Beehive: The ’60s Musical

Mac-Haydn Theatre, Chatham

I bet I can guess your age by which current Mac-Haydn musical revue you like better.

By Andrew Andrews

Maya Cuevas, Kiara Hines and Julia Hajjar make up half the cast of Mac-Haydn’s production of Beehive: The 60s Musical, running concurrently with The World Goes ’Round. Original photos by Ann Kielbasa.

The 1960s is widely regarded as a decade of change in America.

Perhaps nothing reflects that change as readily as the music, from early songs about teenage girls’ frustrations with boys, to later numbers about young women’s frustrations with equality and politics.

Mac-Haydn’s production of Beehive: The ’60s Musical chronicles that progression of pop music with excerpts from over two dozen hits by female artists and groups.

Tied into a loose narration by a character named Wanda and five of her friends, the cast performs numbers from The Name Game to Make Your Own Kind of Music, interspersed with anecdotes and reminders of events that were important to a young woman coming of age over the course of the decade.

Closing out the theatre’s season, Beehive runs concurrently with another musical revue, The World Goes ’Round, and it’s even possible to attend both productions on the same day, as I’ve just done!

Ashley DeLane Burger and Angie Colonna (left), and Mia Sempertegui (front) complete the cast.

Beehive may be a musical revue, but there’s a lot more to it than just the music.

Along with what seemed like a hundred costume changes, you’ll experience period dances, recordings, projections and, of course, wigsbut surprisingly only a single beehive hairdo!

Having just been impressed by the matinee performance of The World Goes Round on the same set, I was a little let down by this one for a couple of reasons:

Firstly, whereas the earlier show’s sound was well-balanced and fully-functional, the volume of the band for this production frequently drowned out the vocals of the singers—sometimes because the microphones weren’t working, but other times because they just weren’t loud enough.

Secondly, even when we could hear the singing, it was regularly shallow and a little flat. While some of the numbers were covered very well, others sounded more like a high school talent contest or open mic night.
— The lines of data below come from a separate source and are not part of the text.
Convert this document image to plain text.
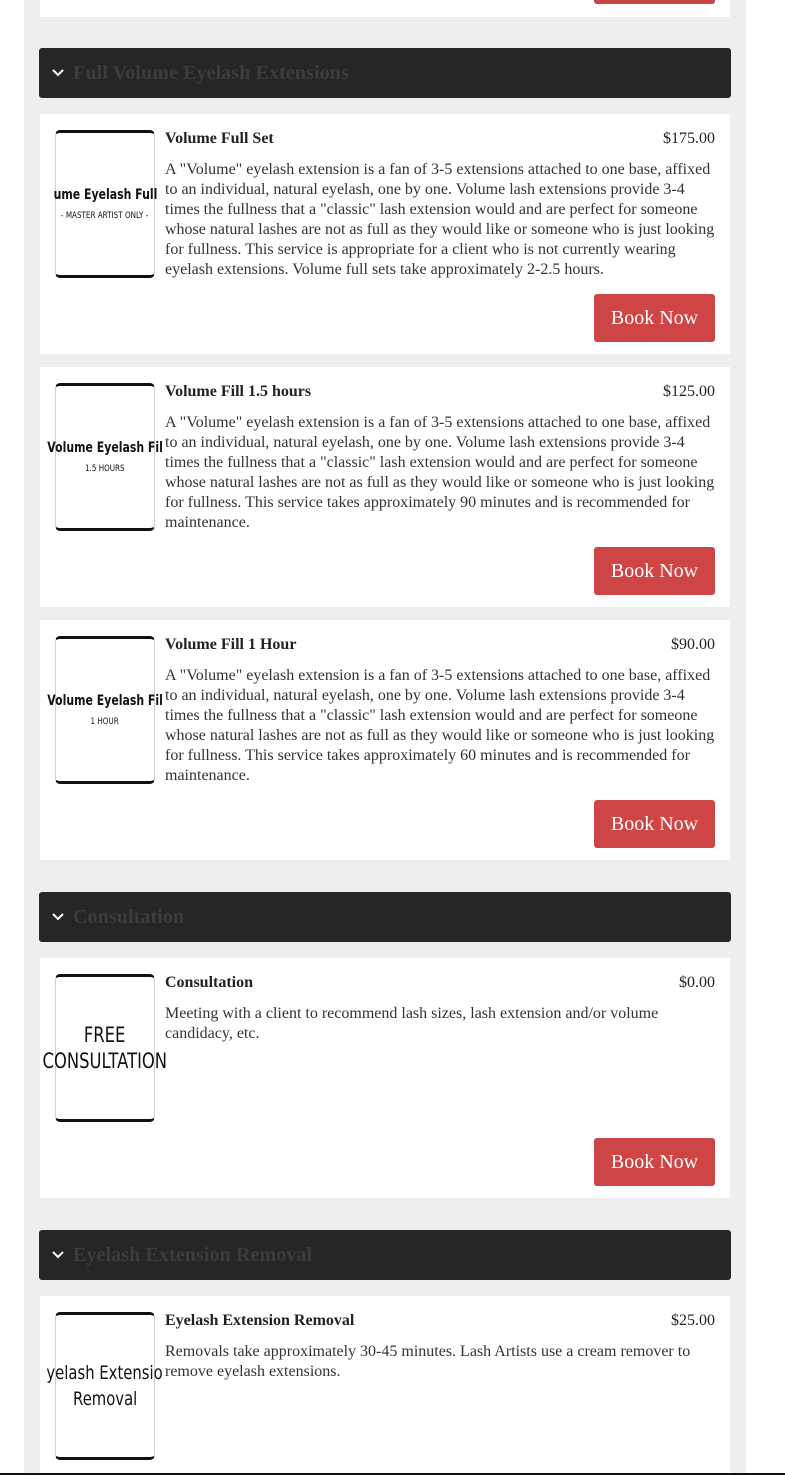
Full Volume Eyelash Extensions
ume Eyelash Full
- MASTER ARTIST ONLY -
Volume Full Set	$175.00
A "Volume" eyelash extension is a fan of 3-5 extensions attached to one base, affixed to an individual, natural eyelash, one by one. Volume lash extensions provide 3-4 times the fullness that a "classic" lash extension would and are perfect for someone whose natural lashes are not as full as they would like or someone who is just looking for fullness. This service is appropriate for a client who is not currently wearing eyelash extensions. Volume full sets take approximately 2-2.5 hours.
Book Now
Volume Eyelash Fil
1.5 HOURS
Volume Fill 1.5 hours	$125.00
A "Volume" eyelash extension is a fan of 3-5 extensions attached to one base, affixed to an individual, natural eyelash, one by one. Volume lash extensions provide 3-4 times the fullness that a "classic" lash extension would and are perfect for someone whose natural lashes are not as full as they would like or someone who is just looking for fullness. This service takes approximately 90 minutes and is recommended for maintenance.
Book Now
Volume Eyelash Fil
1 HOUR
Volume Fill 1 Hour	$90.00
A "Volume" eyelash extension is a fan of 3-5 extensions attached to one base, affixed to an individual, natural eyelash, one by one. Volume lash extensions provide 3-4 times the fullness that a "classic" lash extension would and are perfect for someone whose natural lashes are not as full as they would like or someone who is just looking for fullness. This service takes approximately 60 minutes and is recommended for maintenance.
Book Now
Consultation
FREE
CONSULTATION
Consultation	$0.00
Meeting with a client to recommend lash sizes, lash extension and/or volume candidacy, etc.
Book Now
Eyelash Extension Removal
yelash Extensio
Removal
Eyelash Extension Removal	$25.00
Removals take approximately 30-45 minutes. Lash Artists use a cream remover to remove eyelash extensions.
Compared to the performers in the earlier show, the lineup for this production seems a little more “junior varsity.”

The strength of Beehive is in its sense of nostalgia, and if you grew up during the 1960s, that might be all it takes for you to be completely satisfied by this production.

Perhaps because I was just a baby at the end of that decade, I would sooner indulge in the highlights from Kander and Ebb, which stretch from the sixties to the early 2000s.

Andrew Andrews attended Beehive: The ’60s Musical at Mac-Haydn Theatre in Chatham on Saturday, September 11, 2021 @ 7:00pm to write this review.